His research program spans basic biochemical research, experimental models of thrombosis, and clinical trials of antithrombotic drugs. He has authored hundreds of scientific publications and book chapters in hematology, cardiovascular medicine, and biomedical science. Clarivate has recognized him as a Highly Cited Researcher, a designation for researchers whose multiple papers ranked in the top 1% by citations for their field and publication year in the Web of Science Core Collection. According to Google Scholar, his work has received more than 121,000 citations and has an h-index of 150 as of September 2026.

== Professional leadership ==
Weitz served as president of the International Society on Thrombosis and Haemostasis from 2020 to 2022. In 2024, he was elected secretary general of the society for the 2024–2028 term.

He has also served on editorial boards of journals, scientific committees, clinical trial steering committees, and research review panels. His academic work has included training and supervising medical students, residents, graduate students, and postdoctoral fellows.

== Honour and awards ==
Weitz received the Heart and Stroke Foundation of Ontario Career Investigator Award, which he held from 1992 to 2007, and the Heart and Stroke Foundation of Ontario/J. Fraser Mustard Endowed Chair in Cardiovascular Research from 2000 to the present. He held a Tier 1 Canada Research Chair in Thrombosis from 2001 to 2023. Weitz was elected a Fellow of the Canadian Academy of Health Sciences in 2005 and received the Research Achievement Award from the Canadian Cardiovascular Society in 2006. He was elected a Fellow of the Royal Society of Canada in 2016. In 2019, he received the Ernest Beutler Lecture and Prize from the American Society of Hematology for excellence in translational research. The Canadian Hematology Society presented him with its Lifetime Achievement Award in 2022, and the American Heart Association named him a Distinguished Scientist in 2023. He was appointed an Officer of the Order of Canada in 2023 for contributions to the prevention, diagnosis, and management of clotting disorders, as well as for leadership and mentorship in thrombosis and hemostasis. He was invested in the Order in 2025. In 2025, he also received the Health Research Foundation Medal of Honour in recognition of his internationally acclaimed contributions to the prevention and treatment of blood clotting disorders.

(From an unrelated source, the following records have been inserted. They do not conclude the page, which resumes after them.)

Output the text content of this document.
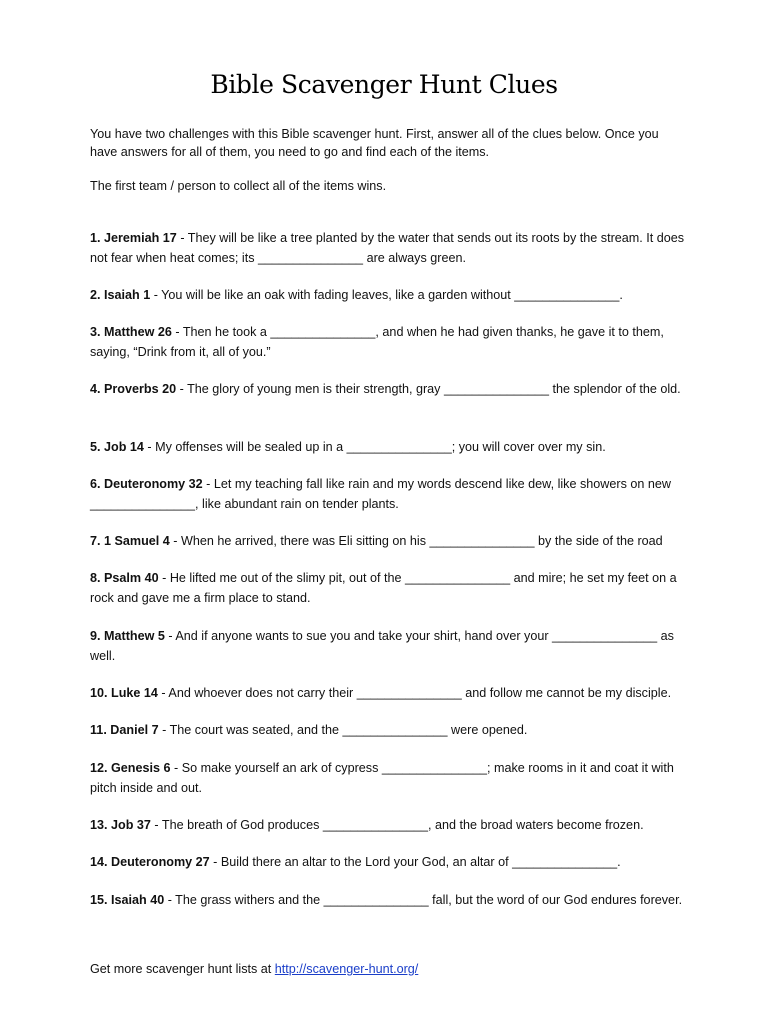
Bible Scavenger Hunt Clues
You have two challenges with this Bible scavenger hunt. First, answer all of the clues below. Once you have answers for all of them, you need to go and find each of the items.
The first team / person to collect all of the items wins.
1. Jeremiah 17 - They will be like a tree planted by the water that sends out its roots by the stream. It does not fear when heat comes; its _______________ are always green.
2. Isaiah 1 - You will be like an oak with fading leaves, like a garden without _______________.
3. Matthew 26 - Then he took a _______________, and when he had given thanks, he gave it to them, saying, “Drink from it, all of you.”
4. Proverbs 20 - The glory of young men is their strength, gray _______________ the splendor of the old.
5. Job 14 - My offenses will be sealed up in a _______________; you will cover over my sin.
6. Deuteronomy 32 - Let my teaching fall like rain and my words descend like dew, like showers on new _______________, like abundant rain on tender plants.
7. 1 Samuel 4 - When he arrived, there was Eli sitting on his _______________ by the side of the road
8. Psalm 40 - He lifted me out of the slimy pit, out of the _______________ and mire; he set my feet on a rock and gave me a firm place to stand.
9. Matthew 5 - And if anyone wants to sue you and take your shirt, hand over your _______________ as well.
10. Luke 14 - And whoever does not carry their _______________ and follow me cannot be my disciple.
11. Daniel 7 - The court was seated, and the _______________ were opened.
12. Genesis 6 - So make yourself an ark of cypress _______________; make rooms in it and coat it with pitch inside and out.
13. Job 37 - The breath of God produces _______________, and the broad waters become frozen.
14. Deuteronomy 27 - Build there an altar to the Lord your God, an altar of _______________.
15. Isaiah 40 - The grass withers and the _______________ fall, but the word of our God endures forever.
Get more scavenger hunt lists at http://scavenger-hunt.org/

== Selected publications ==
• Weitz, J. I., M. Hudoba, D. Massel, J. Maraganore, and J. Hirsh. “Clot-bound thrombin is protected from inhibition by heparin-antithrombin III but is susceptible to inactivation by antithrombin III-independent inhibitors.” Journal of Clinical Investigation 86, no. 2 (1990): 385–391. doi:10.1172/JCI114723.

• Weitz, J. I. “Low-molecular-weight heparins.” The New England Journal of Medicine 337, no. 10 (1997): 688–698.

• Agnelli, G., et al. “Oral apixaban for the treatment of acute venous thromboembolism.” The New England Journal of Medicine 369, no. 9 (2013): 799–808.

• Giugliano, R. P., et al. “Edoxaban versus warfarin in patients with atrial fibrillation.” The New England Journal of Medicine 369, no. 22 (2013): 2093–2104.

• Ruff, C. T., et al. “Comparison of the efficacy and safety of new oral anticoagulants with warfarin in patients with atrial fibrillation: a meta-analysis of randomized trials.” The Lancet383, no. 9921 (2014): 955–962.

• Pollack, C. V. Jr., et al. “Idarucizumab for dabigatran reversal.” The New England Journal of Medicine 373, no. 6 (2015): 511–520.

• Weitz, J. I., et al. “Anticoagulation with osocimab in patients with kidney failure undergoing hemodialysis: a randomized phase 2 trial.” Nature Medicine 30, no. 2 (2024): 435–442. doi:10.1038/s41591-023-02794-7.